The ancient Indian word for rice, dhanya ('sustainer of the human
race'), is apt when describing the importance of rice to the Vietnamese.
A Vietnamese fable tells of a time when rice did not need to be harvested. Instead, it would be summoned through prayer and arrive in each home from the heavens in the form of a large ball. One day a man ordered his wife to sweep the floor in preparation for the coming of the rice, but she was still sweeping when the huge ball arrived and struck it by accident, causing it to shatter into many pieces. Since then, Vietnamese have had to toil to produce rice by hand.
Rural Vietnam today is in many ways similar to what it would have been centuries ago: women in conical hats (non bai tho) irrigating fields by hand, farmers stooping to plant the flooded paddies and water buffalo ploughing seedbeds with harrows.
Despite the labour-intensive production process, rice is the single most important crop in Vietnam and involves 70% of the working population. While always playing an important role in the Vietnamese economy, its production intensified considerably as a result of economic reforms, known as doi moi, or 'renovation', in 1986. The reforms shifted agricultural production away from subsistence towards cash cropping, transforming Vietnam from a rice importer to exporter in 1989. In 1997 Vietnam exported over 3.5 million tonnes of'rice; for the first time in its history, northern Vietnam had excess rice for export and contributed about 270,000 tonnes. In 1999 rice exports rose to a record 4.5 million tonnes. Since then the yearly average has been hovering around 3.5 million tonnes.
Half of the production and the majority of rice exports from Vietnam come from the Mekong Delta. The Red River Delta is the main rice supplier for the north, although supplies often need to be supplemented by the south. Rice produced in the highlands is an important crop for ethnic minorities, although their output is relatively small compared with the rest of the country. Ironically, it's the powerful rural cartels, which set their own prices for seeds, fertilisers and pesticides, that reap the rewards.
The importance of rice in the diet of the Vietnamese is evident in the many rice dishes available, including rice omelette (banhxeoi, rice porridge (chao) and extremely potent rice wine (ruou goo), to name a few. Vietnam's ubiquitous com pho (rice-noodle soup) restaurants serve white rice (com) with a variety of cooked meat and vegetables, as well as rice noodle soup (pho).
In Vietnam the dominant rice-growing system is 'irrigated lowland'. Despite advances in rice production, such as the introduction of new plant varieties and increased use of fertilisers, much of the work involved with growing the plant itself is still carried out without modern machinery. Fields are ploughed and harrowed with the assistance of water buffaloes, seeds are planted by hand, and when the seedlings reach a certain age they have to be individually uprooted and transplanted (again manually) to another field to avoid root rot. This painstaking process is mostly undertaken by women. Irrigation is typically carried out by two workers using woven baskets on rope to transfer water from canals to the fields. When the water level is high enough fish can be raised in the paddies.

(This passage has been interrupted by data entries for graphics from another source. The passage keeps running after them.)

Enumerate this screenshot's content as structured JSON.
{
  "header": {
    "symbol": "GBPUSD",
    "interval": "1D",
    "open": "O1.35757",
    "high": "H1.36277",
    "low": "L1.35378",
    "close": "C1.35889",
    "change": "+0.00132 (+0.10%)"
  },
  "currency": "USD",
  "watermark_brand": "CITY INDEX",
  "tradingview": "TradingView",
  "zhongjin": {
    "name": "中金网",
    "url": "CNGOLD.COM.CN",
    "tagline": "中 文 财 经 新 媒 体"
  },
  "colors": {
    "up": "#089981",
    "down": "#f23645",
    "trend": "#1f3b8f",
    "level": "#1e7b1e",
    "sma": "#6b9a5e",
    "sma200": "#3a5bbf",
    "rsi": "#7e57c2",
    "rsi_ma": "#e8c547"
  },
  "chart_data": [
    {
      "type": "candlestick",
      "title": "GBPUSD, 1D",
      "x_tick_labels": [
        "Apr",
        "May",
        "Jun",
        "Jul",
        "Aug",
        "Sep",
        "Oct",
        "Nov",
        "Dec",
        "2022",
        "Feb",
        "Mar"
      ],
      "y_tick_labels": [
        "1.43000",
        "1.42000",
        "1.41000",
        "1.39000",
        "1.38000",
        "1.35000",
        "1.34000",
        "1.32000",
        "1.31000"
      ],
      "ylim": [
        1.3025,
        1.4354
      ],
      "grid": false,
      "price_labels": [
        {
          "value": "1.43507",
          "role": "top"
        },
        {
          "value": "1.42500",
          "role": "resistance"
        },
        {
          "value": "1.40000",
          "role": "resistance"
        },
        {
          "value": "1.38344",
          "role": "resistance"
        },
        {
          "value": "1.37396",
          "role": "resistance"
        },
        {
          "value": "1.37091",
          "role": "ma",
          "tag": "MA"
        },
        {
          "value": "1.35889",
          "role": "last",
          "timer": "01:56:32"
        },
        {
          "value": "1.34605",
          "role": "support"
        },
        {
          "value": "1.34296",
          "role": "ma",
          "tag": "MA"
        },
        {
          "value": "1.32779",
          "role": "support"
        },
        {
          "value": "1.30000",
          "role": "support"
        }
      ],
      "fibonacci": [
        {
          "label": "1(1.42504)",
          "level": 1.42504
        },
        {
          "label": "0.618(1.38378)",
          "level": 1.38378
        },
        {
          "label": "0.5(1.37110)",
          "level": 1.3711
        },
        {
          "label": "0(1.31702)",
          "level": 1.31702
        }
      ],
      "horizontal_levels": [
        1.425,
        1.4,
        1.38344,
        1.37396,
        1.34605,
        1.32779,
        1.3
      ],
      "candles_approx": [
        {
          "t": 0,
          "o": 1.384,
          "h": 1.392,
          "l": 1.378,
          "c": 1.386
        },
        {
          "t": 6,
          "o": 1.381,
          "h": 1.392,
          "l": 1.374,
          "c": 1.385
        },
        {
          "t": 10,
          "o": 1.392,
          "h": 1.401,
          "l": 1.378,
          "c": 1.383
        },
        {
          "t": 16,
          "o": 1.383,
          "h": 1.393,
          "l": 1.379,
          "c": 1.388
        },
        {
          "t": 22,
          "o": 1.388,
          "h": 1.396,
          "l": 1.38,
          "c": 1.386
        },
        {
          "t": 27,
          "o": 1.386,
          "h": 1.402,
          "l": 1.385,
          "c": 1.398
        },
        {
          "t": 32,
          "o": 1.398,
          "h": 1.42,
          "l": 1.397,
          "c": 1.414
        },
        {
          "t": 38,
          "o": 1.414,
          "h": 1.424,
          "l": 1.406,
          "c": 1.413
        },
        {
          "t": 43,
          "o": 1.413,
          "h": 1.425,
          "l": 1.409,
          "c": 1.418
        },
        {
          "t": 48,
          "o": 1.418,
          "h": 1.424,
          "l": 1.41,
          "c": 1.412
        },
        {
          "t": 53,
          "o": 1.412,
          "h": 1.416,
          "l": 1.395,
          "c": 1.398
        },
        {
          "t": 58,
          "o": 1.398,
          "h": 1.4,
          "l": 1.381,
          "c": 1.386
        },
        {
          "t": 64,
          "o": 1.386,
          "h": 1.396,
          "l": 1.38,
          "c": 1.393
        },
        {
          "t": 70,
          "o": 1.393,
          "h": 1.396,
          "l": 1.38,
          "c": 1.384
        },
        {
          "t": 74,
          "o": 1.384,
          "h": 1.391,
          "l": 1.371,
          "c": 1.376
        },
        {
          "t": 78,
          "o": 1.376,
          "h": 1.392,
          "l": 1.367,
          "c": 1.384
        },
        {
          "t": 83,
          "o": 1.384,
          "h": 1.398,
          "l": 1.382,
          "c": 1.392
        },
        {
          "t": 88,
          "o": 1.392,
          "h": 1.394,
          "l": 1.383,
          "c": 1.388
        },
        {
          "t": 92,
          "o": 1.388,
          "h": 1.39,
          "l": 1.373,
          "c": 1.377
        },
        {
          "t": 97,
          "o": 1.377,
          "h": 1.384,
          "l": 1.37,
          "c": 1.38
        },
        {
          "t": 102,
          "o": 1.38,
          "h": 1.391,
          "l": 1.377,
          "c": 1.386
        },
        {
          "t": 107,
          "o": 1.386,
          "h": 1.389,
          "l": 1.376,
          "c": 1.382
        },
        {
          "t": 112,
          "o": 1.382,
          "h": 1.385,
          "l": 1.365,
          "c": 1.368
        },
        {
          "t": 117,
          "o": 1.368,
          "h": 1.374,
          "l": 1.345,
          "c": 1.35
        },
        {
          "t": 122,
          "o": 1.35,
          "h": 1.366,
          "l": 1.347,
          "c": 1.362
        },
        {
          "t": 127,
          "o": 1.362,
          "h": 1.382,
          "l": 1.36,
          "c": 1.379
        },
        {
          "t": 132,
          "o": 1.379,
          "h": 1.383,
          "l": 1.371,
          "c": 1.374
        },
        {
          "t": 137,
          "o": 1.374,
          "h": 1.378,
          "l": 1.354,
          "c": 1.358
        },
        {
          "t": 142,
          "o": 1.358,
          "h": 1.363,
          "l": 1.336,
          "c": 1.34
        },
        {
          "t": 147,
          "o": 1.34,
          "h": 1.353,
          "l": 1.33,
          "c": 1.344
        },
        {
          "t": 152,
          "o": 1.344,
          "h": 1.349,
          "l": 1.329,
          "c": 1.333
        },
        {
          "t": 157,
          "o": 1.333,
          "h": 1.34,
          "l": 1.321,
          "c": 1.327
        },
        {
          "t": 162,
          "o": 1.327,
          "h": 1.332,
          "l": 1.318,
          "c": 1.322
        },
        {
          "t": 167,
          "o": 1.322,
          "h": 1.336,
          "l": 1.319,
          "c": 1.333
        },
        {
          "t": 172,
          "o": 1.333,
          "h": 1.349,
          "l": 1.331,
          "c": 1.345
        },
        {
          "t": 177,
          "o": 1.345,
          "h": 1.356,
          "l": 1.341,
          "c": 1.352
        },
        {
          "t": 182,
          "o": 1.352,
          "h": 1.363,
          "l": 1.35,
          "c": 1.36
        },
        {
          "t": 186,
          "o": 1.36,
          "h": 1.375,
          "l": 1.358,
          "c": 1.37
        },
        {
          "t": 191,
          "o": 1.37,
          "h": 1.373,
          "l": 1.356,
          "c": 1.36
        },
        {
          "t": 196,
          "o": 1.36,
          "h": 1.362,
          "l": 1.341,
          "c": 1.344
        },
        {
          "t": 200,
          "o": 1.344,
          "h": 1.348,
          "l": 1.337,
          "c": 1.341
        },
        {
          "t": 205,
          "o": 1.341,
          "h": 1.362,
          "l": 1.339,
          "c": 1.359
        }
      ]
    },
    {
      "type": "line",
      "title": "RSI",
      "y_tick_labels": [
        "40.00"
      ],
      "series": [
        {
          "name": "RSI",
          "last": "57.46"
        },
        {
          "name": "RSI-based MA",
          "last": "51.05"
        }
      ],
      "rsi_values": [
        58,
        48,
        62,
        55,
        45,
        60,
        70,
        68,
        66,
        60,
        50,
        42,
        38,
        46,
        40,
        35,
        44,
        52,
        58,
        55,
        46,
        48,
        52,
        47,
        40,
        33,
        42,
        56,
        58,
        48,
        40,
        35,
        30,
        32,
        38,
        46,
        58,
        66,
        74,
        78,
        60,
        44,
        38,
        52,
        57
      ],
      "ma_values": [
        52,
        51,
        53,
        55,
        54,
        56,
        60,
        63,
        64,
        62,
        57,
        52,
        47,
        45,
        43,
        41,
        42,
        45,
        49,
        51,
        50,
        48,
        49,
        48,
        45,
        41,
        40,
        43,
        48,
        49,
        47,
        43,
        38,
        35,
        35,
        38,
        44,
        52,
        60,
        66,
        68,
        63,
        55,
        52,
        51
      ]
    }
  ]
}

Rice plants take three to six months to grow, depending on the type and environment. In Vietnam, the three major cropping seasons are winter-spring, summer-autumn and the wet season. When ready to harvest, the plants are thigh-high and in about 30cm of water. The grains grow in drooping fronds and are cut by hand, then transported by wheelbarrows to thrashing machines that separate the husk from the plant. Other machines are used to 'dehusk' the rice (for brown rice) or 'polish' it (for white rice). A familiar sight at this stage is brown carpets of rice spread along roads to dry before milling. While rice continues to grow in Vietnam, the intensification of production since the start of the 1990s has led to problems such as salinity. In addition there has been a growing infestation of rice-field rats caused by the hunting of snakes (which hunt the rats). Unabated environmental degradation and high population growth are placing furthei pressure on Vietnam's staple grain supply. This, together with the increasing warnings against high fertilisation, may mean the long-term future of rice production in Vietnam is not guaranteed.